Las Transferencias Temporales de Valores o TTV son una alternativa recientemente instaurada en el mercado accionario local que permite, entre otras cosas, obtener ganancias adicionales para aquellos inversionistas de largo plazo que no rotan frecuentemente sus inversiones en acciones.
A través de la comisionista de bolsa, el cliente estructural puede prestar sus acciones a otro cliente, definiendo con anterioridad un plazo para la operación y una tasa de contraprestación a favor de quien presta los títulos.
En los mercados de capitales más desarrollados, el préstamo de acciones hace parte fundamental de la liquidez. EE.UU. tiene un sistema especializado en el mercado mostrador y en Brasil existe un banco exclusivo que hace parte de Bovespa.

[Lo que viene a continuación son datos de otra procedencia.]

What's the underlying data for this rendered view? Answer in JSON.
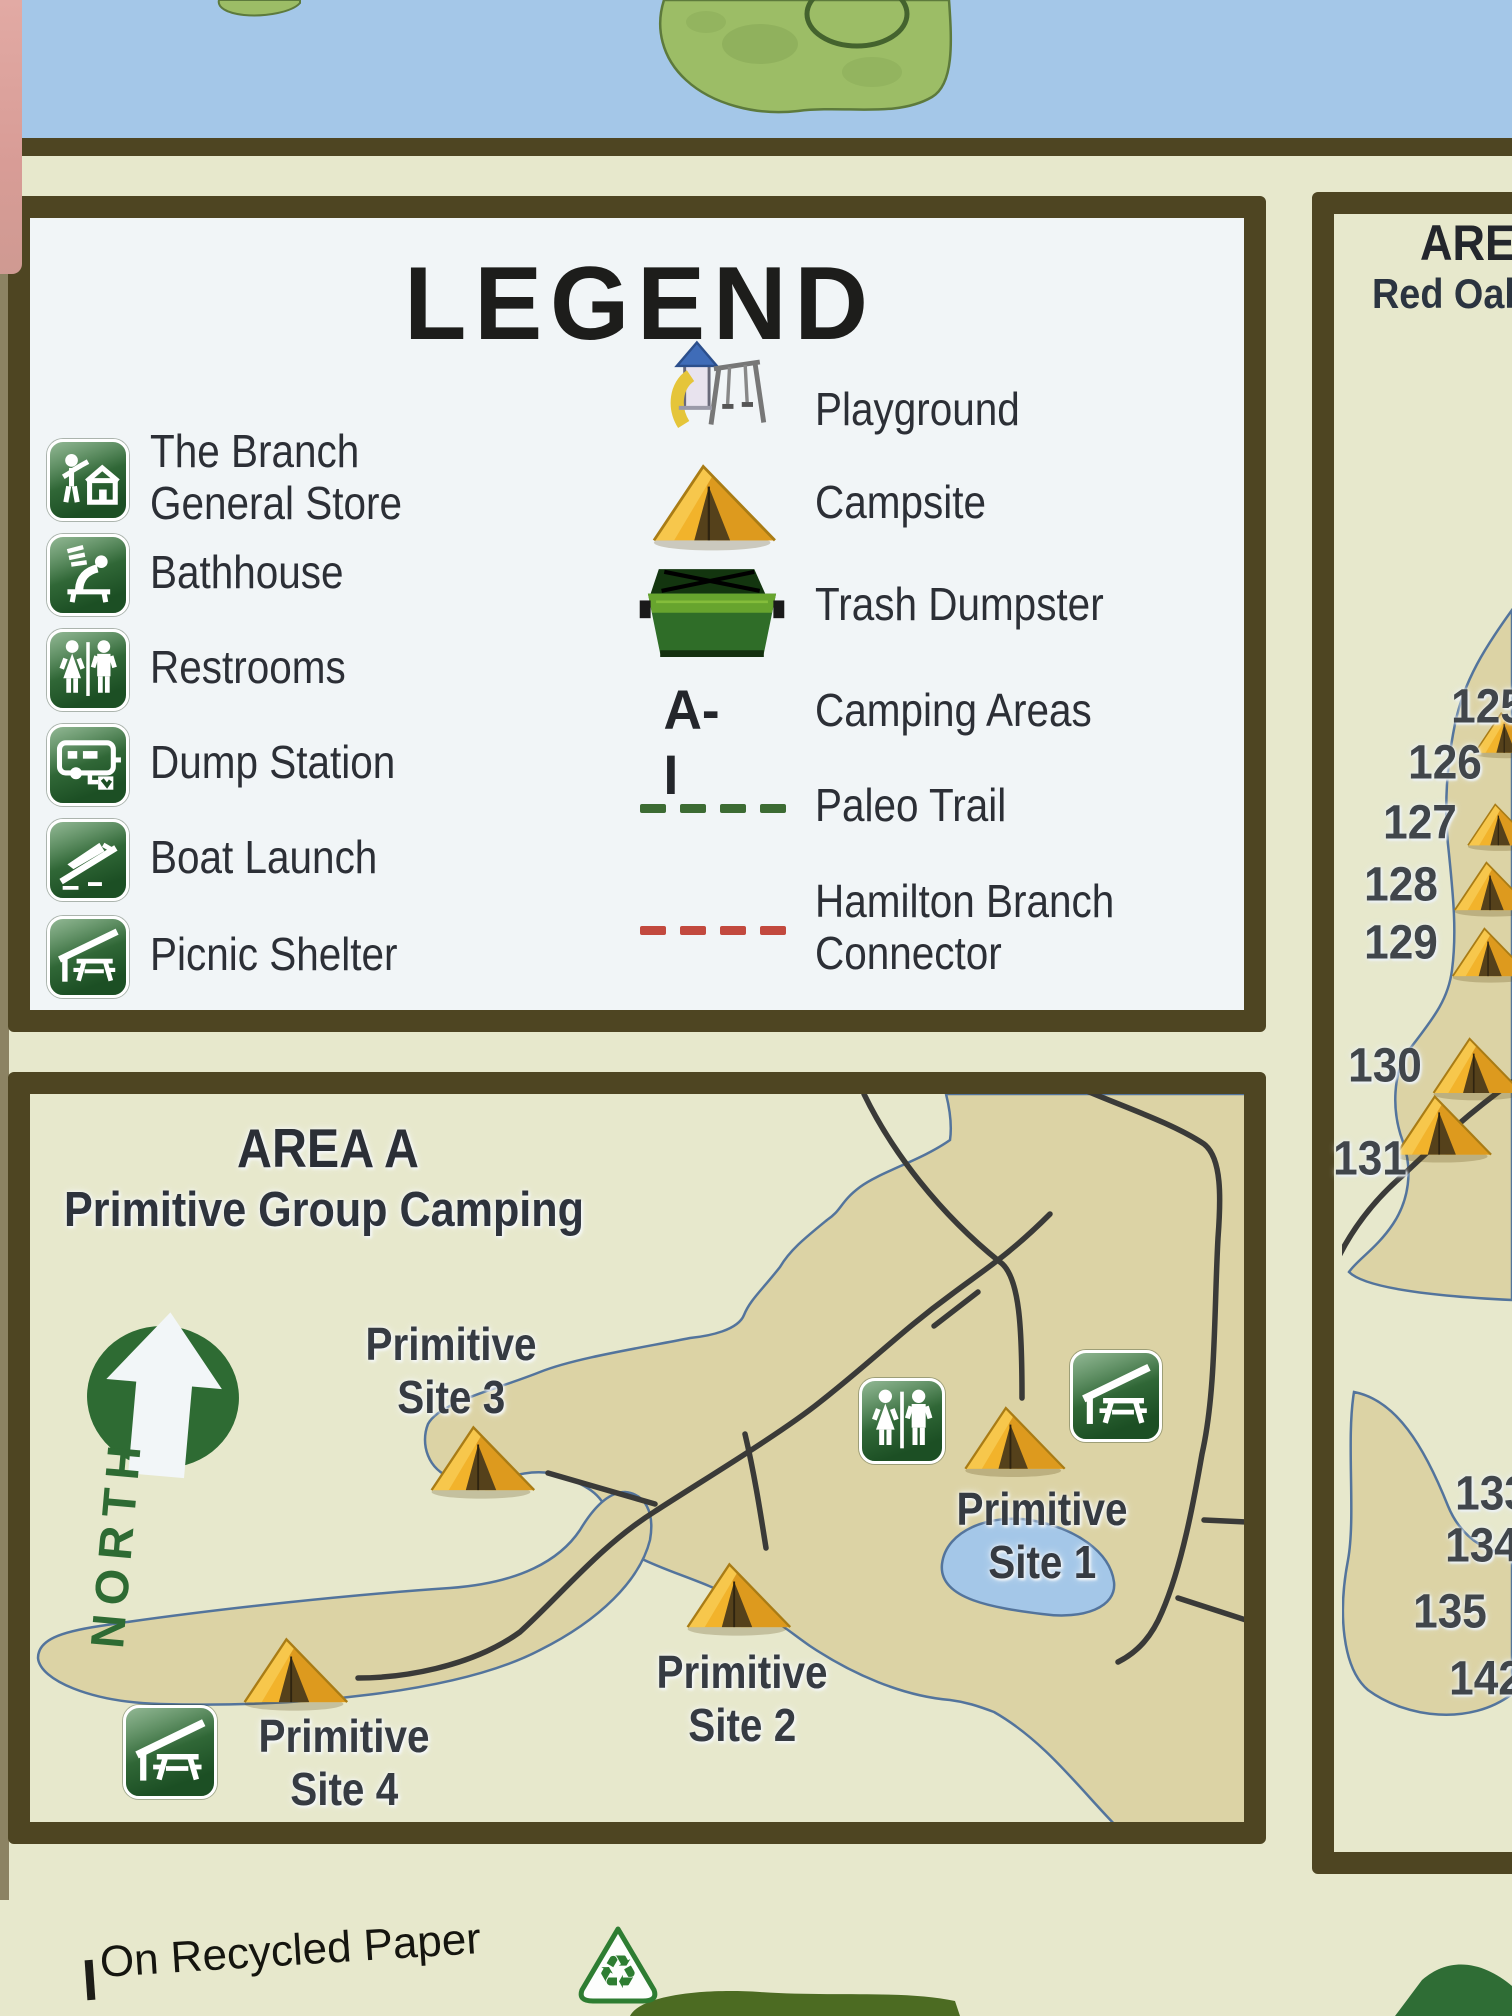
{
  "colors": {
    "water": "#a4c7e8",
    "land": "#dcd3a5",
    "shore": "#53749c",
    "road": "#3a3a38",
    "panel_border": "#4e4522",
    "cream": "#e7e8cc",
    "legend_bg": "#f1f5f7",
    "icon_green_dark": "#1c4f24",
    "icon_green_light": "#4e8b52",
    "tent_gold": "#f2b32b",
    "paleo_dash": "#3c6b33",
    "hamilton_dash": "#c2493e",
    "north_green": "#2e6b33",
    "island_green": "#9cbd66"
  },
  "legend": {
    "title": "LEGEND",
    "items_left": [
      {
        "icon": "general-store-icon",
        "label_lines": [
          "The Branch",
          "General Store"
        ]
      },
      {
        "icon": "bathhouse-icon",
        "label_lines": [
          "Bathhouse"
        ]
      },
      {
        "icon": "restrooms-icon",
        "label_lines": [
          "Restrooms"
        ]
      },
      {
        "icon": "dump-station-icon",
        "label_lines": [
          "Dump Station"
        ]
      },
      {
        "icon": "boat-launch-icon",
        "label_lines": [
          "Boat Launch"
        ]
      },
      {
        "icon": "picnic-shelter-icon",
        "label_lines": [
          "Picnic Shelter"
        ]
      }
    ],
    "items_right": [
      {
        "icon": "playground-icon",
        "label_lines": [
          "Playground"
        ]
      },
      {
        "icon": "campsite-icon",
        "label_lines": [
          "Campsite"
        ]
      },
      {
        "icon": "trash-dumpster-icon",
        "label_lines": [
          "Trash Dumpster"
        ]
      },
      {
        "icon": "camping-areas-range",
        "symbol": "A-I",
        "label_lines": [
          "Camping Areas"
        ]
      },
      {
        "icon": "paleo-trail-dash",
        "label_lines": [
          "Paleo Trail"
        ]
      },
      {
        "icon": "hamilton-branch-dash",
        "label_lines": [
          "Hamilton Branch",
          "Connector"
        ]
      }
    ]
  },
  "area_a": {
    "title": "AREA A",
    "subtitle": "Primitive Group Camping",
    "north_label": "NORTH",
    "site_labels": [
      {
        "lines": [
          "Primitive",
          "Site 3"
        ],
        "x": 451,
        "y": 1318
      },
      {
        "lines": [
          "Primitive",
          "Site 1"
        ],
        "x": 1042,
        "y": 1483
      },
      {
        "lines": [
          "Primitive",
          "Site 2"
        ],
        "x": 742,
        "y": 1646
      },
      {
        "lines": [
          "Primitive",
          "Site 4"
        ],
        "x": 344,
        "y": 1710
      }
    ],
    "tents": [
      {
        "x": 481,
        "y": 1459,
        "s": 0.95
      },
      {
        "x": 1013,
        "y": 1438,
        "s": 0.92
      },
      {
        "x": 737,
        "y": 1596,
        "s": 0.95
      },
      {
        "x": 294,
        "y": 1671,
        "s": 0.95
      }
    ],
    "icons": [
      {
        "type": "restrooms-icon",
        "x": 902,
        "y": 1421,
        "s": 86
      },
      {
        "type": "picnic-shelter-icon",
        "x": 1116,
        "y": 1396,
        "s": 92
      },
      {
        "type": "picnic-shelter-icon",
        "x": 170,
        "y": 1752,
        "s": 94
      }
    ]
  },
  "right_panel": {
    "title": "AREA",
    "subtitle": "Red Oak",
    "numbers": [
      {
        "n": "125",
        "x": 1488,
        "y": 707
      },
      {
        "n": "126",
        "x": 1445,
        "y": 763
      },
      {
        "n": "127",
        "x": 1420,
        "y": 823
      },
      {
        "n": "128",
        "x": 1401,
        "y": 885
      },
      {
        "n": "129",
        "x": 1401,
        "y": 943
      },
      {
        "n": "130",
        "x": 1385,
        "y": 1066
      },
      {
        "n": "131",
        "x": 1370,
        "y": 1159
      },
      {
        "n": "133",
        "x": 1492,
        "y": 1494
      },
      {
        "n": "134",
        "x": 1482,
        "y": 1546
      },
      {
        "n": "135",
        "x": 1450,
        "y": 1612
      },
      {
        "n": "142",
        "x": 1486,
        "y": 1679
      }
    ],
    "tents": [
      {
        "x": 1506,
        "y": 733,
        "s": 0.6
      },
      {
        "x": 1500,
        "y": 825,
        "s": 0.62
      },
      {
        "x": 1492,
        "y": 886,
        "s": 0.72
      },
      {
        "x": 1490,
        "y": 952,
        "s": 0.72
      },
      {
        "x": 1476,
        "y": 1066,
        "s": 0.82
      },
      {
        "x": 1442,
        "y": 1126,
        "s": 0.88
      }
    ]
  },
  "footer": {
    "recycled_text": "On Recycled Paper"
  }
}
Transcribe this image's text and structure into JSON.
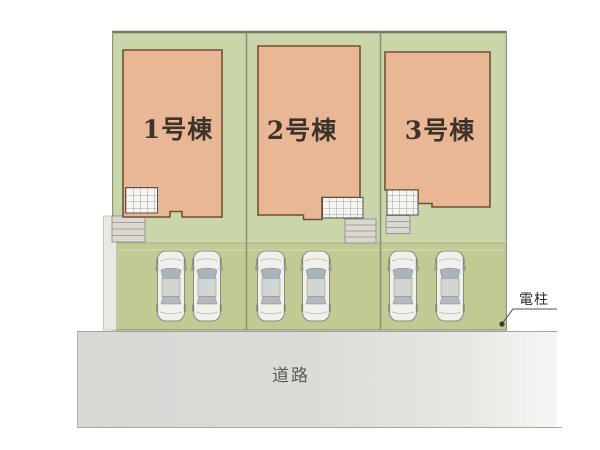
{
  "plan": {
    "title": "site-layout-plan",
    "lots": [
      {
        "id": 1,
        "label": "1号棟",
        "parking_spaces": 2
      },
      {
        "id": 2,
        "label": "2号棟",
        "parking_spaces": 2
      },
      {
        "id": 3,
        "label": "3号棟",
        "parking_spaces": 2
      }
    ],
    "road_label": "道路",
    "utility_pole_label": "電柱",
    "colors": {
      "lot_green": "#cbd5aa",
      "parking_green": "#c0ca92",
      "building_fill": "#e9b795",
      "building_outline": "#6f5136",
      "boundary_line": "#8e957a",
      "road_gray": "#d8d7d4",
      "concrete_gray": "#dad8d0",
      "porch_white": "#f6f5f1"
    }
  }
}
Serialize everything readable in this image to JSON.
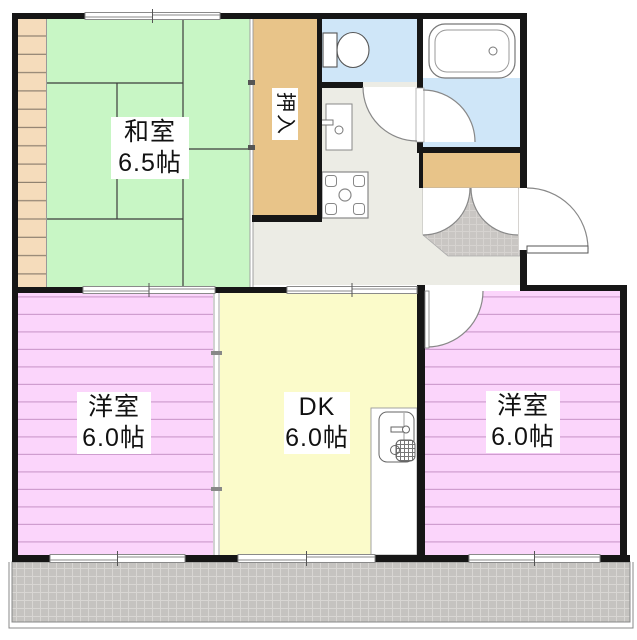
{
  "plan_title": "2DK apartment floor plan",
  "rooms": {
    "washitsu": {
      "name": "和室",
      "size": "6.5帖"
    },
    "oshiire": {
      "name": "押入"
    },
    "youshitsu_left": {
      "name": "洋室",
      "size": "6.0帖"
    },
    "dk": {
      "name": "DK",
      "size": "6.0帖"
    },
    "youshitsu_right": {
      "name": "洋室",
      "size": "6.0帖"
    }
  },
  "fixtures": [
    "toilet",
    "bathtub",
    "washbasin",
    "washing-machine-pan",
    "kitchen-sink",
    "shoe-closet",
    "entrance-door",
    "balcony"
  ],
  "colors": {
    "wall": "#161616",
    "tatami_green": "#c8f6c5",
    "closet_tan": "#e8c489",
    "veranda_tan": "#f5dcbb",
    "water_blue": "#cfe6f8",
    "hall_gray": "#ecece5",
    "dk_yellow": "#fbfbca",
    "room_pink": "#fbd5fb",
    "pink_stripe": "#cf9dcf",
    "balcony_gray": "#c5c3c0"
  }
}
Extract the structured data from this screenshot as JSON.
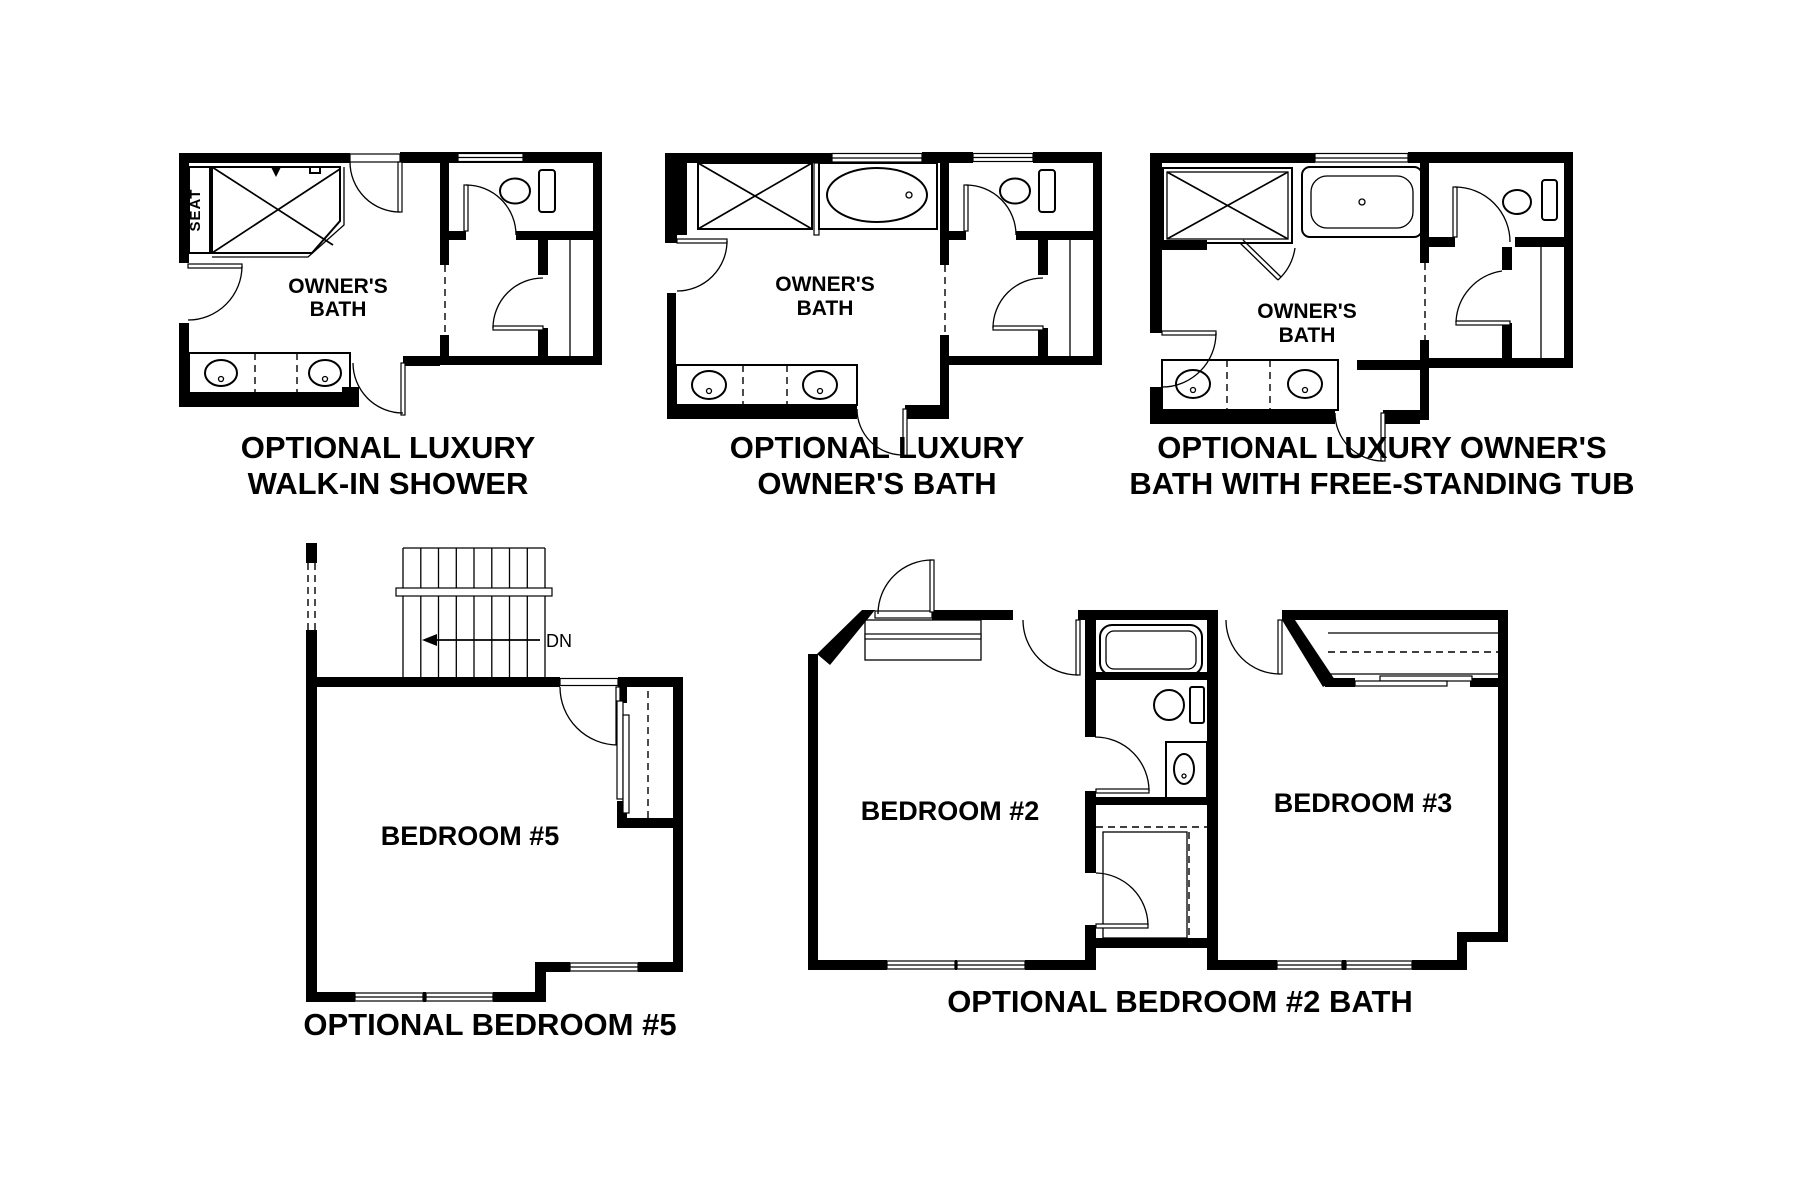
{
  "document": {
    "type": "floor-plan-options-sheet",
    "background_color": "#ffffff",
    "line_color": "#000000"
  },
  "plans": [
    {
      "id": "optional-luxury-walk-in-shower",
      "caption_lines": [
        "OPTIONAL LUXURY",
        "WALK-IN SHOWER"
      ],
      "labels": {
        "room_line1": "OWNER'S",
        "room_line2": "BATH",
        "seat": "SEAT"
      }
    },
    {
      "id": "optional-luxury-owners-bath",
      "caption_lines": [
        "OPTIONAL LUXURY",
        "OWNER'S BATH"
      ],
      "labels": {
        "room_line1": "OWNER'S",
        "room_line2": "BATH"
      }
    },
    {
      "id": "optional-luxury-owners-bath-free-standing-tub",
      "caption_lines": [
        "OPTIONAL LUXURY OWNER'S",
        "BATH WITH FREE-STANDING TUB"
      ],
      "labels": {
        "room_line1": "OWNER'S",
        "room_line2": "BATH"
      }
    },
    {
      "id": "optional-bedroom-5",
      "caption_lines": [
        "OPTIONAL BEDROOM #5"
      ],
      "labels": {
        "room": "BEDROOM #5",
        "stair_direction": "DN"
      }
    },
    {
      "id": "optional-bedroom-2-bath",
      "caption_lines": [
        "OPTIONAL BEDROOM #2 BATH"
      ],
      "labels": {
        "room_left": "BEDROOM #2",
        "room_right": "BEDROOM #3"
      }
    }
  ]
}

Se trata entonces de una estrategia complementaria. El inversionista continúa con la exposición de largo plazo al activo y como reconocimiento al préstamo de las acciones va recibiendo intereses que contribuyen a la rentabilidad total de la inversión. Adicionalmente, si la acción reconoce dividendos y el pago ocurre durante la vigencia de la TTV, el cliente que tomó prestados los títulos debe reconocerle el dividendo al dueño de las acciones.
En definitiva, invertir con conocimiento y convicción en determinada compañía es hacerse socio de ella y apostarle al crecimiento de largo plazo. Sin embargo, aunque esperar por un prolongado tiempo a que el valor se materialice en el precio de la acción y percibir dividendos atractivos puede ser una estrategia rentable, existen alternativas en el mercado local para dinamizar las inversiones sin poner en riesgo la apuesta de largo plazo en las compañías que cotizan en la BVC.